Suicides Move Harvard to Cut Stress
CAMBRIDGE, Mass. (AP) _ Three suicides by graduate students in the last two years have prompted Harvard University to take steps to cut the stress the students face. One change was actually suggested in a young man’s suicide note.
Too many of the school’s 3,400 graduate students felt they were overworked and isolated and had few places to turn to for support, the university acknowledged. In all, the school has lost eight grad students to suicide since 1980.
``The expectations are enormous, and the stakes are enormous for graduate students,″ said Margot Gill, administrative dean for Harvard’s graduate school.

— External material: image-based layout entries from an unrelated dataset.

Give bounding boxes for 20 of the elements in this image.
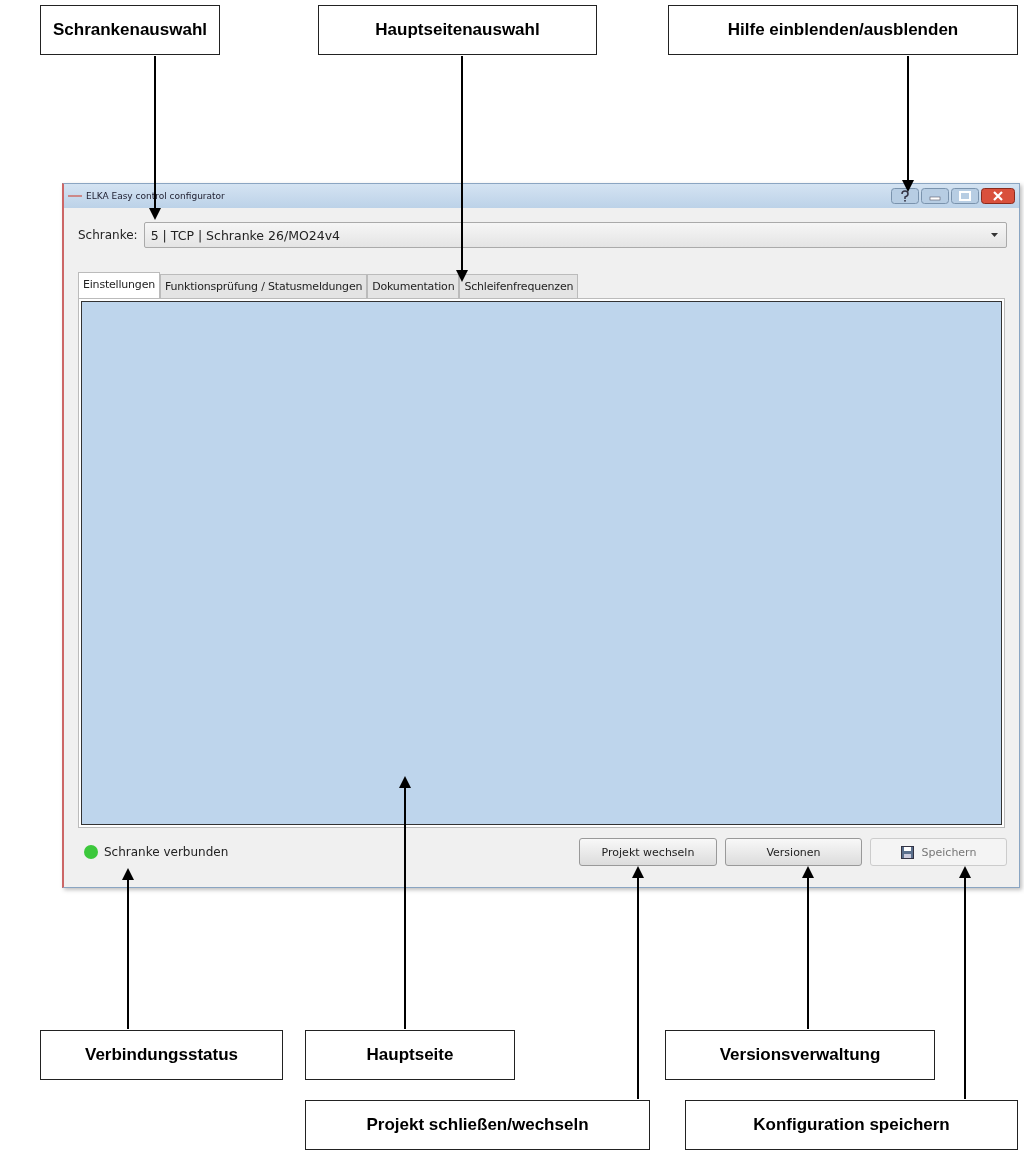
action-button[interactable]: Versionen xyxy=(725,838,862,866)
tab[interactable]: Funktionsprüfung / Statusmeldungen xyxy=(159,274,368,298)
callout-label: Versionsverwaltung xyxy=(665,1030,935,1080)
callout-label: Schrankenauswahl xyxy=(40,5,220,55)
tab[interactable]: Dokumentation xyxy=(367,274,460,298)
callout-label: Hauptseite xyxy=(305,1030,515,1080)
tab[interactable]: Einstellungen xyxy=(78,272,160,298)
callout-label: Konfiguration speichern xyxy=(685,1100,1018,1150)
action-button[interactable]: Projekt wechseln xyxy=(579,838,717,866)
close-icon[interactable] xyxy=(981,188,1015,204)
callout-label: Projekt schließen/wechseln xyxy=(305,1100,650,1150)
callout-label: Hauptseitenauswahl xyxy=(318,5,597,55)
callout-label: Hilfe einblenden/ausblenden xyxy=(668,5,1018,55)
help-icon[interactable] xyxy=(891,188,919,204)
tab[interactable]: Schleifenfrequenzen xyxy=(459,274,579,298)
schranke-dropdown[interactable]: 5 | TCP | Schranke 26/MO24v4 xyxy=(143,222,1007,248)
status-text: Schranke verbunden xyxy=(104,845,229,859)
schranke-label: Schranke: xyxy=(78,228,138,242)
callout-label: Verbindungsstatus xyxy=(40,1030,283,1080)
caret-icon xyxy=(991,233,998,237)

Harvard is making overall changes, and that each department is addressing its own issues of morale and stress, she said. The changes will particularly affect graduate students in the sciences.
One change for chemistry students follows the recommendation that Jason Altom made in his suicide note last August before he swallowed a lethal dose of potassium cyanide he took home from a laboratory. He was 27.
Altom, who was working toward a doctorate in chemistry, criticized the assigning of graduate researchers to a single faculty adviser _ the sole judge of the student’s progress and the job recommendation the student eventually gets.
He recommended each student have a panel of advisers and said, ``If I had such a committee now, I know things would be different.″
The new chairman of the chemistry department, James G. Anderson, is giving each graduate student a three-member advising committee. Anderson also is providing programs aimed at improving their social lives, an off-campus psychiatrist for students to contact confidentially, and meetings with alumni to discuss job possibilities.
Ms. Gill said the graduate school was working on some changes before Altom killed himself. Six years ago, the graduate school created a social center that sponsors dinners, drama performances and other events for graduate students.
``I think what the loss of this student has caused us to do is ask the question, ‘Is there more we can do to ease some of the stress?’,″ Ms. Gill said.
``The answer obviously is ‘Yes,’ ... and we’re moving quickly and aggressively to do so,″ she said.